Escape at Dannemora is the True-Crime Miniseries at its Most Pure
A real-life escape gets the perfect TV treatment.
When it comes to miniseries, you can’t get more classic than a true-crime miniseries. The format is made for true crime: the events are based on real life, so there’s no expectation of a Season 2, and knowing what’s to come because of the real-life events keeps audiences tuning in week after week.
In 2018, this was proven by what may be the most distilled version of the true crime miniseries: a scandalous, dramatic, and very often goofy take on a real-life event backed by an all-star cast and crew. Now that it’s streaming on Netflix, it may just be your next obsession.
Escape at Dannemora tells the true story of two prisoners who, with the help of two prison employees, escaped from Clinton Correctional Facility in upstate New York in 2015. One of those employees was Joyce “Tilly” Mitchell (Patricia Arquette), a married seamstress with a bad habit of being unfaithful. She first carries on a relationship with inmate David Sweat (Paul Dano) and then his friend Richard Matt (Benicio del Toro).
Together, the two talk Tilly into helping them in an effort to escape, using the underground tunnels and sewer system. The first five episodes in the series’ eight episodes are spent on the lead-up to the escape: how they promised Tilly a life in Mexico, how Tilly explained her relationship with the inmates to her husband, and how they kept everything out of view of the prison administration.

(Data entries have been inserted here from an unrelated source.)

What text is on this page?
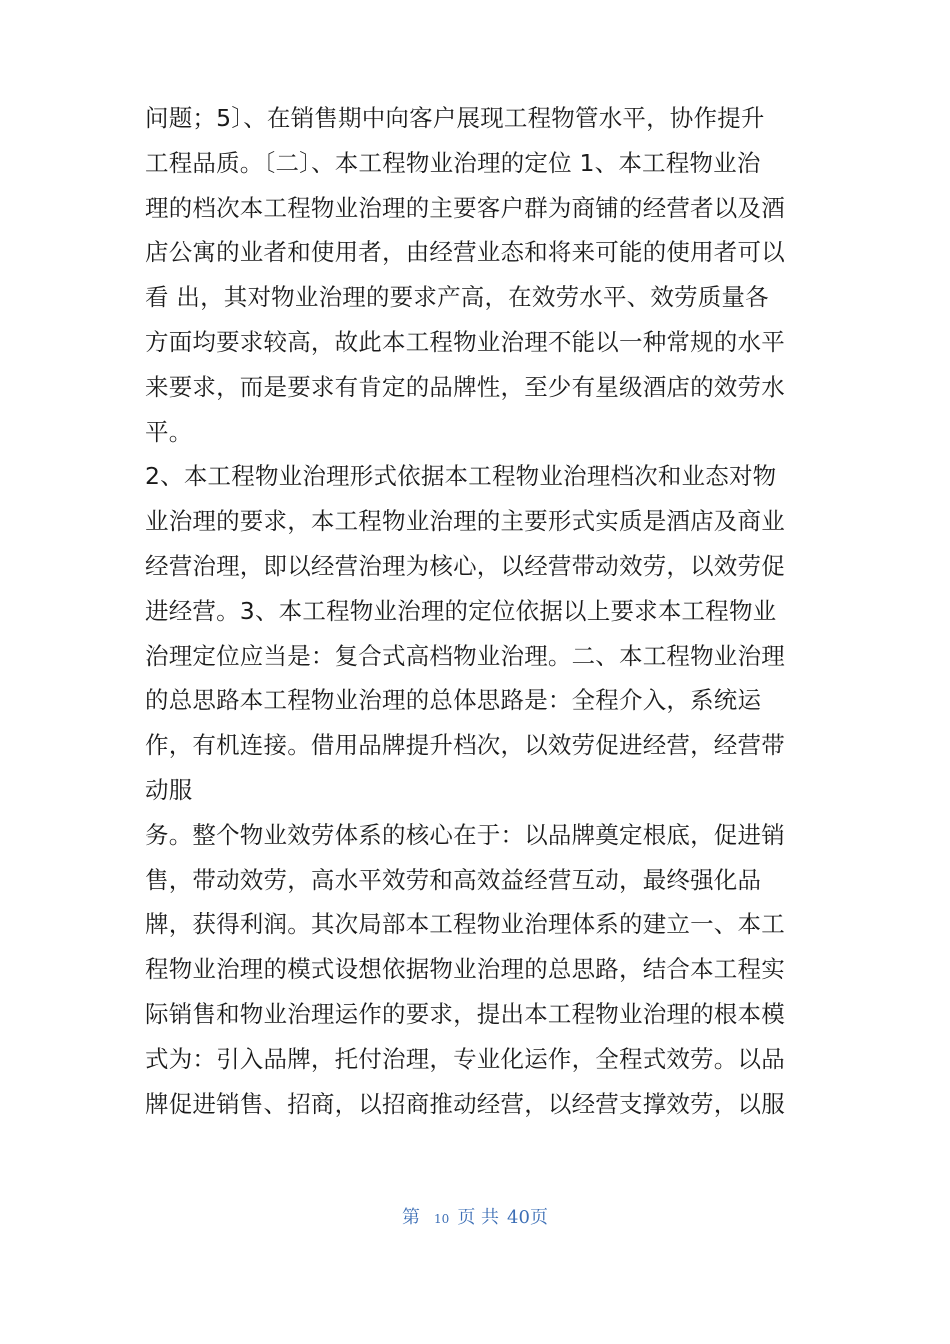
问题；5〕、在销售期中向客户展现工程物管水平，协作提升
工程品质。〔二〕、本工程物业治理的定位 1、本工程物业治
理的档次本工程物业治理的主要客户群为商铺的经营者以及酒
店公寓的业者和使用者，由经营业态和将来可能的使用者可以
看 出，其对物业治理的要求产高，在效劳水平、效劳质量各
方面均要求较高，故此本工程物业治理不能以一种常规的水平
来要求，而是要求有肯定的品牌性，至少有星级酒店的效劳水
平。
2、本工程物业治理形式依据本工程物业治理档次和业态对物
业治理的要求，本工程物业治理的主要形式实质是酒店及商业
经营治理，即以经营治理为核心，以经营带动效劳，以效劳促
进经营。3、本工程物业治理的定位依据以上要求本工程物业
治理定位应当是：复合式高档物业治理。二、本工程物业治理
的总思路本工程物业治理的总体思路是：全程介入，系统运
作，有机连接。借用品牌提升档次，以效劳促进经营，经营带
动服
务。整个物业效劳体系的核心在于：以品牌奠定根底，促进销
售，带动效劳，高水平效劳和高效益经营互动，最终强化品
牌，获得利润。其次局部本工程物业治理体系的建立一、本工
程物业治理的模式设想依据物业治理的总思路，结合本工程实
际销售和物业治理运作的要求，提出本工程物业治理的根本模
式为：引入品牌，托付治理，专业化运作，全程式效劳。以品
牌促进销售、招商，以招商推动经营，以经营支撑效劳，以服
第 10 页 共 40页
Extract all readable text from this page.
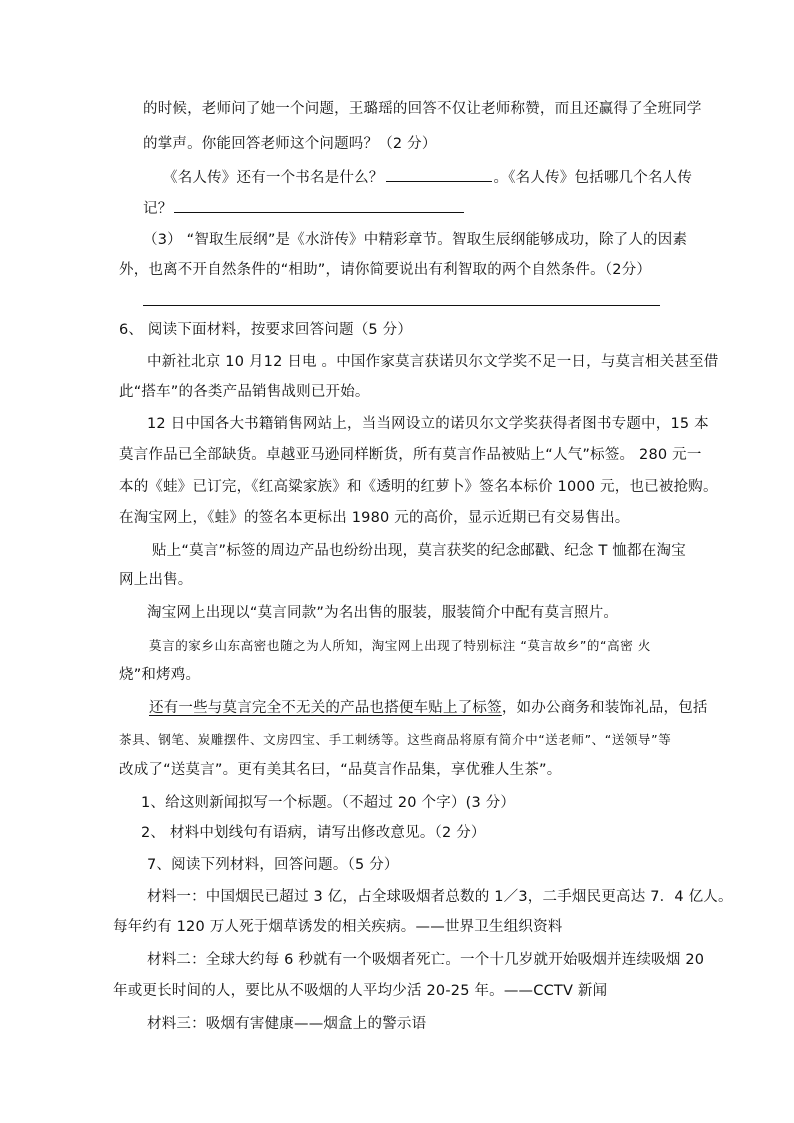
的时候，老师问了她一个问题，王璐瑶的回答不仅让老师称赞，而且还赢得了全班同学
的掌声。你能回答老师这个问题吗？（2 分）
《名人传》还有一个书名是什么？	。《名人传》包括哪几个名人传
记？
（3） “智取生辰纲”是《水浒传》中精彩章节。智取生辰纲能够成功，除了人的因素
外，也离不开自然条件的“相助”，请你简要说出有利智取的两个自然条件。（2分）
6、 阅读下面材料，按要求回答问题（5 分）
中新社北京 10 月12 日电 。中国作家莫言获诺贝尔文学奖不足一日，与莫言相关甚至借
此“搭车”的各类产品销售战则已开始。
12 日中国各大书籍销售网站上，当当网设立的诺贝尔文学奖获得者图书专题中，15 本
莫言作品已全部缺货。卓越亚马逊同样断货，所有莫言作品被贴上“人气”标签。 280 元一
本的《蛙》已订完，《红高粱家族》和《透明的红萝卜》签名本标价 1000 元，也已被抢购。
在淘宝网上，《蛙》的签名本更标出 1980 元的高价，显示近期已有交易售出。
贴上“莫言”标签的周边产品也纷纷出现，莫言获奖的纪念邮戳、纪念 T 恤都在淘宝
网上出售。
淘宝网上出现以“莫言同款”为名出售的服装，服装简介中配有莫言照片。
莫言的家乡山东高密也随之为人所知，淘宝网上出现了特别标注 “莫言故乡”的“高密 火
烧”和烤鸡。
还有一些与莫言完全不无关的产品也搭便车贴上了标签，如办公商务和装饰礼品，包括
茶具、钢笔、炭雕摆件、文房四宝、手工刺绣等。这些商品将原有简介中“送老师”、“送领导”等
改成了“送莫言”。更有美其名曰，“品莫言作品集，享优雅人生茶”。
1、给这则新闻拟写一个标题。（不超过 20 个字）(3 分）
2、 材料中划线句有语病，请写出修改意见。（2 分）
7、阅读下列材料，回答问题。（5 分）
材料一：中国烟民已超过 3 亿，占全球吸烟者总数的 1／3，二手烟民更高达 7．4 亿人。
每年约有 120 万人死于烟草诱发的相关疾病。——世界卫生组织资料
材料二：全球大约每 6 秒就有一个吸烟者死亡。一个十几岁就开始吸烟并连续吸烟 20
年或更长时间的人，要比从不吸烟的人平均少活 20-25 年。——CCTV 新闻
材料三：吸烟有害健康——烟盒上的警示语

Once the escape actually happens, the linear focus of the series is completely abandoned. In Episode 6 of the series, we see just how these inmates ended up in prison in the first place — and how Tilly ended up working there. It’s something that could only happen in a series like this — a standalone flashback episode right at the most climactic moment in the entire story.
There are plenty of other true crime miniseries — Patricia Arquette would even go on to play yet another complicated woman with a regional accent in Hulu’s The Act the year after this. But what makes Escape at Dannemora so special is the variety of people involved. Beyond the three main stars, all of whom are found more often in high-profile movies, the creative bench is also full of big names.
Escape at Dannemora was co-created and written by Mad Men staff writer Brett Johnson and The Player’s Michael Tolkin, and every episode is directed by Severance’s Ben Stiller. The combination of the decades of experience delivers the perfect miniseries balance: not too structured that it feels engineered, but also not too cinematic that it feels like one story divided into parts.
This series understands what makes true crime miniseries one of the most enduring genres — the voyeuristic pleasure of being part of a secret conspiracy, balanced with the enjoyment of knowing how it all will end. When Sweat and Matt debate whether or not the escape will work, the audience knows — it’s in the title — but that doesn’t make the journey there any less watchable.